Another source claimed that Dangote’s premium petrol, which costs 10 parts per million, was more expensive than imported petrol, which costs 50 parts per million.

In addition to accusing illegal low-quality imports of undercutting its prices and threatening to sue state oil company NNPC for continuing to import fuel, refinery CEO Aliko Dangote complained on 29 October that the refinery was wasting money by keeping more than 500 million litres (about 3.1 million barrels) of fuel in storage.

The NNPC and its partners imported 13,500 metric tonnes of jet fuel, 414,018.764 metric tonnes of diesel, and 1.5 million metric tonnes of PMS over the 42-day period from October 1 to November 11, 2024, according to documents obtained by BusinessDay. This is around N3 trillion, or $1.8 billion.

Companies such as Bovas, AA Rano, Matrix, Fatgbems, Deepwater, Raj, T-Time, Rainoil, Prudent, Chisco, Nepal, AYM Shafa, Northwest, Shorelink, and others received petrol from various vessels in Lagos, Warri, Calabar, and Port Harcourt, according to a document that detailed imported refined products during the review period.

The Tale Of Petrol Imports

Mele Kyari, the group chief executive officer (GCEO) of NNPC, stated that the national oil firm has ceased importing petroleum during his remarks on November 12 at the 42nd Nigerian Association of Petroleum Explorationists (NAPE) annual international conference in Lagos.

According to Kyari, the business currently purchases goods from other nearby refineries as well as the Dangote plant.

“NNPC only purchases from domestic refineries today; we do not import any products,” he had stated.

However, the national oil company said in a statement on Friday that Kyari was misquoted.

It states that the GCEO’s assertion that “NNPC does not import any product today; we are only taking from domestic refineries” was misinterpreted.
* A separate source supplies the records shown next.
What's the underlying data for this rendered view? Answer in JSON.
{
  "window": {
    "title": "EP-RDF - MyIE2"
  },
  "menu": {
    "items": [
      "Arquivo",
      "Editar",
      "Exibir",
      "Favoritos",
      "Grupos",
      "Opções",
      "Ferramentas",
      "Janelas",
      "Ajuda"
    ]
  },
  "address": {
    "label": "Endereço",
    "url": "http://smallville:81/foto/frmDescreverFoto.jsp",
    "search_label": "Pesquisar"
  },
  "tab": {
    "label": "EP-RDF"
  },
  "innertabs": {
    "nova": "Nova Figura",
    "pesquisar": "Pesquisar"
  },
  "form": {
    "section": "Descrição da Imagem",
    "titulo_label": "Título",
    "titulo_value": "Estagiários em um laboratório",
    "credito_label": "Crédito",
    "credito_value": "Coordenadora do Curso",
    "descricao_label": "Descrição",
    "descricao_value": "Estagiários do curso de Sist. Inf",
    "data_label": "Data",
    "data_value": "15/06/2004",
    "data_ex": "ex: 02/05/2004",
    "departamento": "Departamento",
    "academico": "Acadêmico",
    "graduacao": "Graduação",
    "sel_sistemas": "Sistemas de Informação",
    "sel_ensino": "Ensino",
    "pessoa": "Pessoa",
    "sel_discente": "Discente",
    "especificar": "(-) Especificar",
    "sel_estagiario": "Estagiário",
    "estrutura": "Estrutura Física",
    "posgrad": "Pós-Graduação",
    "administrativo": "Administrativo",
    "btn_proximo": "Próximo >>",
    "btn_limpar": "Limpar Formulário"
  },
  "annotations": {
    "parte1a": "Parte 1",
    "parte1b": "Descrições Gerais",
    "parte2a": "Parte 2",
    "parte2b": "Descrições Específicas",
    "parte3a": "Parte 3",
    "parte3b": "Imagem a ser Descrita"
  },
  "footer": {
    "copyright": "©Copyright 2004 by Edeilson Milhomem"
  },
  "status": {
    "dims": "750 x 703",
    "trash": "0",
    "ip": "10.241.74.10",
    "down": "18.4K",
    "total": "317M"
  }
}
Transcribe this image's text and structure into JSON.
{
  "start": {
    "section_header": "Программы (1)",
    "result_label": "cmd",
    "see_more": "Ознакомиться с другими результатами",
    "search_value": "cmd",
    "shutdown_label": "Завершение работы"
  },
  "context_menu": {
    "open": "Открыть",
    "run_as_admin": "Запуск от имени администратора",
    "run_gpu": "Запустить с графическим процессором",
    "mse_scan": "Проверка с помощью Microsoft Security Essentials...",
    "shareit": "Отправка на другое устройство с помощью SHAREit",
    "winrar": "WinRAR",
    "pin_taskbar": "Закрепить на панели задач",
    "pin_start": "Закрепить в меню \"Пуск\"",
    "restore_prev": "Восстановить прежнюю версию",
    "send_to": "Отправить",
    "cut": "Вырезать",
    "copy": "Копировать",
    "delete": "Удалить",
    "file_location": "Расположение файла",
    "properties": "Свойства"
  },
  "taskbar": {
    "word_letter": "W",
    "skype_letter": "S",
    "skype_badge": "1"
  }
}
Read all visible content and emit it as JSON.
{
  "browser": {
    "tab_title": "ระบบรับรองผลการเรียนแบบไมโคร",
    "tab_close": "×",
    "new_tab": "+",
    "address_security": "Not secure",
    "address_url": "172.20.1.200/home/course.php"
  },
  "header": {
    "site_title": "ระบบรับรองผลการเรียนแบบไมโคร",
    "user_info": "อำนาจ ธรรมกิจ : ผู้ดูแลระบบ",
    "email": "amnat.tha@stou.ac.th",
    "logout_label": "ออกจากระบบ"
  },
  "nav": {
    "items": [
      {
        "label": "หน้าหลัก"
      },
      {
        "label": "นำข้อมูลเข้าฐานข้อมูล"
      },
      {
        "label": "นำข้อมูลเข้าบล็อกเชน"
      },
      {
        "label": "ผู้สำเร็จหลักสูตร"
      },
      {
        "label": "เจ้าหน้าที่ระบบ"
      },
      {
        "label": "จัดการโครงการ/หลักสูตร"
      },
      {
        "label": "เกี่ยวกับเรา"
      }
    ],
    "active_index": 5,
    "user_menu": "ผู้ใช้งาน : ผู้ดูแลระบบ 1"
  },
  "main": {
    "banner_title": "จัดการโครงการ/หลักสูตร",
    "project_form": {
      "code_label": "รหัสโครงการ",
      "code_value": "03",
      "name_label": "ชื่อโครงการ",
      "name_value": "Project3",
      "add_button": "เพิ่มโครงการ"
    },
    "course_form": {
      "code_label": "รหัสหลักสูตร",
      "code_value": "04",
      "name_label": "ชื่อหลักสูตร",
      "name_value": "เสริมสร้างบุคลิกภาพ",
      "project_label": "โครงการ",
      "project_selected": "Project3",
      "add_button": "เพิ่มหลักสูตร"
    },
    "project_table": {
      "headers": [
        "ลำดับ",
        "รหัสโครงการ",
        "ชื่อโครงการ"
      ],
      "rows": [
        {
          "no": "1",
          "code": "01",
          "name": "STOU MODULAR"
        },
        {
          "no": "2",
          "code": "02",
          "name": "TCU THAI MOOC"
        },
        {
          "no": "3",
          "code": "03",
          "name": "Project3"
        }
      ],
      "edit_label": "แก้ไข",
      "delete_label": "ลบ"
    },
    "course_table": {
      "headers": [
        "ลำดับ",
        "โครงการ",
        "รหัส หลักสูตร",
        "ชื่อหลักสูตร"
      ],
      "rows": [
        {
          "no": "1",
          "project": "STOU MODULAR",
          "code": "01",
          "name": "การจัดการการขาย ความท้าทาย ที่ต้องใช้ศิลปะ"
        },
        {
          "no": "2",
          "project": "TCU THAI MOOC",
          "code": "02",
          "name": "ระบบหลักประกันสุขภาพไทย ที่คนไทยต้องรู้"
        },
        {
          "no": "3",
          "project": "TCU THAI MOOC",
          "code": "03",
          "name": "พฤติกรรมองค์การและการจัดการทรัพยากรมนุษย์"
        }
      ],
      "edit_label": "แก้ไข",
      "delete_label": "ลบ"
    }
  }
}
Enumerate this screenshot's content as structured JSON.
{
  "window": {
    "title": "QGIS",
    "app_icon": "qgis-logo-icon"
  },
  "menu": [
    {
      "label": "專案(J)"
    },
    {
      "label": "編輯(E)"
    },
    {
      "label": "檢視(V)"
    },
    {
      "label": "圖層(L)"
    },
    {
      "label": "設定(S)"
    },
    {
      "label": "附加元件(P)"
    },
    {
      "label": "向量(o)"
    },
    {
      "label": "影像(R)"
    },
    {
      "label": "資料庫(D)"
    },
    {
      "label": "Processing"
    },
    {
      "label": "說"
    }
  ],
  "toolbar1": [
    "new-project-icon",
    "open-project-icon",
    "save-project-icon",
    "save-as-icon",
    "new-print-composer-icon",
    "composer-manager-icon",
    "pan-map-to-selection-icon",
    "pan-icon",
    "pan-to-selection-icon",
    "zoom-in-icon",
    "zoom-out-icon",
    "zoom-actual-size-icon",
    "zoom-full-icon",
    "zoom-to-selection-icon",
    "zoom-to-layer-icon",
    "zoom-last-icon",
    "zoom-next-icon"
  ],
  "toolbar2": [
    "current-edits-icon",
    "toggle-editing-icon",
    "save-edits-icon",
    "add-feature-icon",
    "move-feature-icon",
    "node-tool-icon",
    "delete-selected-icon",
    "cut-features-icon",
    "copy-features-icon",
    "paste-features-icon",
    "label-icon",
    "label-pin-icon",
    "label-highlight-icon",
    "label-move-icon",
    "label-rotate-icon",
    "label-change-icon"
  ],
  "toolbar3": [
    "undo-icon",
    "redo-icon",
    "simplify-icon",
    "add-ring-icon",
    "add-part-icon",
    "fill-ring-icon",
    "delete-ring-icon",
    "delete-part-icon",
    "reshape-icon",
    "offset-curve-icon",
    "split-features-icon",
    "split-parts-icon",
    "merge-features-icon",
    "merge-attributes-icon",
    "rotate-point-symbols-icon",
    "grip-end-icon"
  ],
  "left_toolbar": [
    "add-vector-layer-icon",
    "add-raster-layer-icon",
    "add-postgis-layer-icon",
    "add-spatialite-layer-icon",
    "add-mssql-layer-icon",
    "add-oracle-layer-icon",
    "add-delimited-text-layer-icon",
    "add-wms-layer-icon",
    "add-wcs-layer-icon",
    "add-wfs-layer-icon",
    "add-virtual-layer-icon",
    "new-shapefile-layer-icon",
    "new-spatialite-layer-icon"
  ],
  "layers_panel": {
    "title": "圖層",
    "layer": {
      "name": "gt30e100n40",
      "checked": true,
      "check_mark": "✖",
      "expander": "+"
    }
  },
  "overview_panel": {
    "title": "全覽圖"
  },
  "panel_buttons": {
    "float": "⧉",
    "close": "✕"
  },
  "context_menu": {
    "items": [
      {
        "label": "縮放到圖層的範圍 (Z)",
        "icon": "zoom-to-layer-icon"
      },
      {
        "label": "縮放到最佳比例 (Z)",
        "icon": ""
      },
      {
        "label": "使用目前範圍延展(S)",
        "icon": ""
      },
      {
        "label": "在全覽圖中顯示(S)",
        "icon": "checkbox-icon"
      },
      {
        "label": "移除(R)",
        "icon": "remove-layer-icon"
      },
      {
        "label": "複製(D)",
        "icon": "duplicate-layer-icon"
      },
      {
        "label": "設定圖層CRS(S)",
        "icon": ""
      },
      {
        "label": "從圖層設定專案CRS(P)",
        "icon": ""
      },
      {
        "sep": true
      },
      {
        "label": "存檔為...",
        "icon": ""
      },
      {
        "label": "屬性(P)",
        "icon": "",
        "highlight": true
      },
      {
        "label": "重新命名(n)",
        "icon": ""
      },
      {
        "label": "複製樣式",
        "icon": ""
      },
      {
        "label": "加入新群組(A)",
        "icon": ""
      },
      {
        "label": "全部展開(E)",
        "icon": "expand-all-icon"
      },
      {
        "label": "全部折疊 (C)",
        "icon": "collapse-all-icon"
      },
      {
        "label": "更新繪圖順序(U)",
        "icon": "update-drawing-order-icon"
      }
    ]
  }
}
“It should not be interpreted as implying that NNPC Ltd. is required to be the sole offtaker of any refinery or that we will no longer import petroleum.”

“While NNPC prioritises sourcing goods from domestic refineries, this is dependent on economic feasibility. Local supply will be preferred if it is less expensive, but other marketers will also consider total costs when selecting whether to buy locally or import.”